We referred, in a recent number, when remarking on the too palpable
unpopularity of the Whigs, to questions which, if animated by a really
honest regard for the liberties of the subject, they might agitate, and
grow strong in agitating, secure of finding a potent ally in the moral
sense of the country. One of these would involve the emancipation of the
tenantry of England, now sunk, through one of the provisions of the Reform
Bill, into a state of vassalage and political subserviency without
precedent since at least the days of Henry VIII. It has been well remarked
by Paley,
that the direct consequences of political innovations are often the least
important; and that it is from the silent and unobserved operation of
causes set at work for different purposes, that the greatest revolutions
take their rise. 'Thus,' he says, 'when Elizabeth and her immediate
successor applied themselves to the encouragement and regulation of trade
by many wise laws, they knew not that, together with wealth and industry,
they were diffusing a consciousness of strength and independency which
could not long endure, under the forms of a mixed government, the dominion
of arbitrary princes.' And again: 'When it was debated whether the
Mutiny Act—the law by which the army is governed and maintained—should
be temporal or perpetual, little else probably occurred to the advocates
of an annual bill, than the expediency of retaining a control over the
most dangerous prerogative of the Crown—the direction and command of a
standing army; whereas, in its effect, this single reservation has
altered the whole frame and quality of the British constitution.

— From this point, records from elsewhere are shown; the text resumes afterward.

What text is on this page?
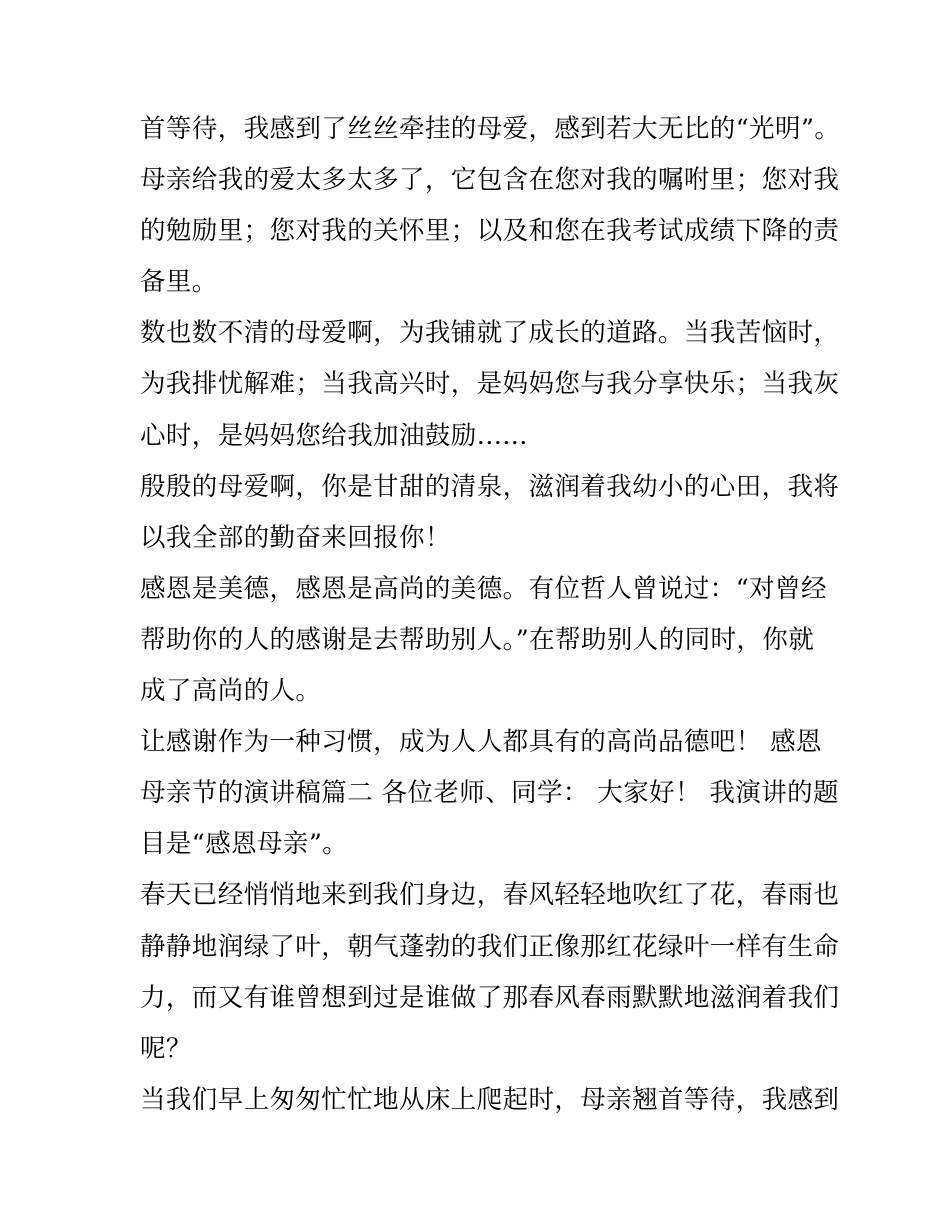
首等待，我感到了丝丝牵挂的母爱，感到若大无比的“光明”。
母亲给我的爱太多太多了，它包含在您对我的嘱咐里；您对我
的勉励里；您对我的关怀里；以及和您在我考试成绩下降的责
备里。
数也数不清的母爱啊，为我铺就了成长的道路。当我苦恼时，
为我排忧解难；当我高兴时，是妈妈您与我分享快乐；当我灰
心时，是妈妈您给我加油鼓励......
殷殷的母爱啊，你是甘甜的清泉，滋润着我幼小的心田，我将
以我全部的勤奋来回报你！
感恩是美德，感恩是高尚的美德。有位哲人曾说过：“对曾经
帮助你的人的感谢是去帮助别人。”在帮助别人的同时，你就
成了高尚的人。
让感谢作为一种习惯，成为人人都具有的高尚品德吧！ 感恩
母亲节的演讲稿篇二 各位老师、同学： 大家好！ 我演讲的题
目是“感恩母亲”。
春天已经悄悄地来到我们身边，春风轻轻地吹红了花，春雨也
静静地润绿了叶，朝气蓬勃的我们正像那红花绿叶一样有生命
力，而又有谁曾想到过是谁做了那春风春雨默默地滋润着我们
呢？
当我们早上匆匆忙忙地从床上爬起时，母亲翘首等待，我感到
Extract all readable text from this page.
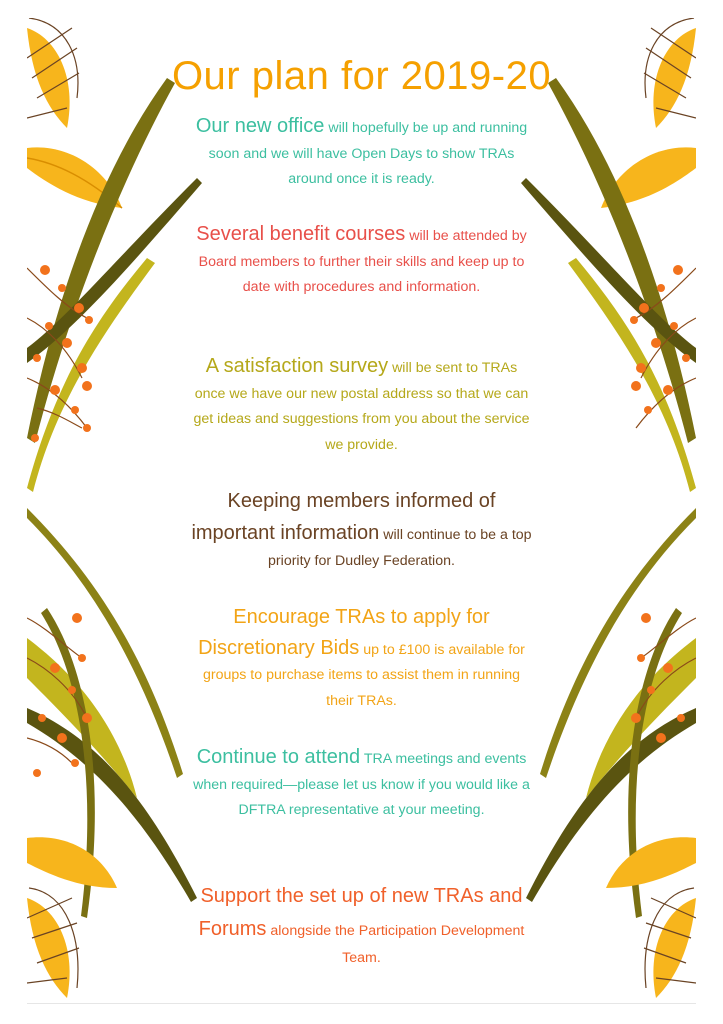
Our plan for 2019-20

Our new office will hopefully be up and running soon and we will have Open Days to show TRAs around once it is ready.

Several benefit courses will be attended by Board members to further their skills and keep up to date with procedures and information.

A satisfaction survey will be sent to TRAs once we have our new postal address so that we can get ideas and suggestions from you about the service we provide.

Keeping members informed of important information will continue to be a top priority for Dudley Federation.

Encourage TRAs to apply for Discretionary Bids up to £100 is available for groups to purchase items to assist them in running their TRAs.

Continue to attend TRA meetings and events when required—please let us know if you would like a DFTRA representative at your meeting.

Support the set up of new TRAs and Forums alongside the Participation Development Team.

For
since, in consequence of the military system which prevails in
neighbouring and rival nations, as well as on account of the internal
exigencies of Government, a standing army has become essential to the
safety and administration of the empire, it enables Parliament, by
discontinuing this necessary provision, so to enforce its resolutions upon
any other subject, as to render the king's dissent to a law which has
received the approbation of both Houses, too dangerous an
experiment any longer to be advised.' And thus the illustration of the
principle runs on. We question, however, whether there be any illustration
among them more striking than that indirect consequence of the Reform Bill
on the tenantry of England to which we refer. The provision which
conferred a vote on the tenant-at-will, abrogated
leases, and made the tiller of the soil a vassal. The farmer who
precariously holds his farm from year to year cannot,
of course, be expected to sink so much capital in the soil, in the hope of
a distant and uncertain return, as the lessee certain of a possession for
a specified number of years , but some capital he must sink in it. It is
impossible, according to the modern system, or indeed any system of
husbandry, that all the capital committed to the earth in winter and
spring should be resumed in the following summer and autumn. A
considerable overplus must inevitably remain to be gathered up in future
seasons; and this overplus remainder, in the case of the tenant-at-will,
is virtually converted into a deposit, lodged in the hands of the
landlord, to secure the depositor's political subserviency and
vassalage. Let him but once manifest a will and a mind of his own, and
vote, in accordance with his convictions, contrary to the will of the
landlord, and straightway the deposit, converted into a penalty, is
forfeited for the offence. It is surely not very great Radicalism to
affirm that a state of things so anomalous ought not to exist—that the
English tenant should be a freeman, not a serf—and that he ought not to
be bound down by a weighty penalty to have no political voice or
conscience of his own. The simple principle of 'No lease, no vote,' would
set all right; and it is a principle which so recommends itself to the
moral sense as just, that an honest Whiggism would gain, in agitating its
recognition and establishment, at once strength and popularity. But there
are few Scotch tenants in the circumstances of vassalage so general in
England. They are in circumstances in which they at least may act
independently; and the time is fast coming in which they must either make
a wise, unbiassed use of their freedom, or be hopelessly crushed for ever.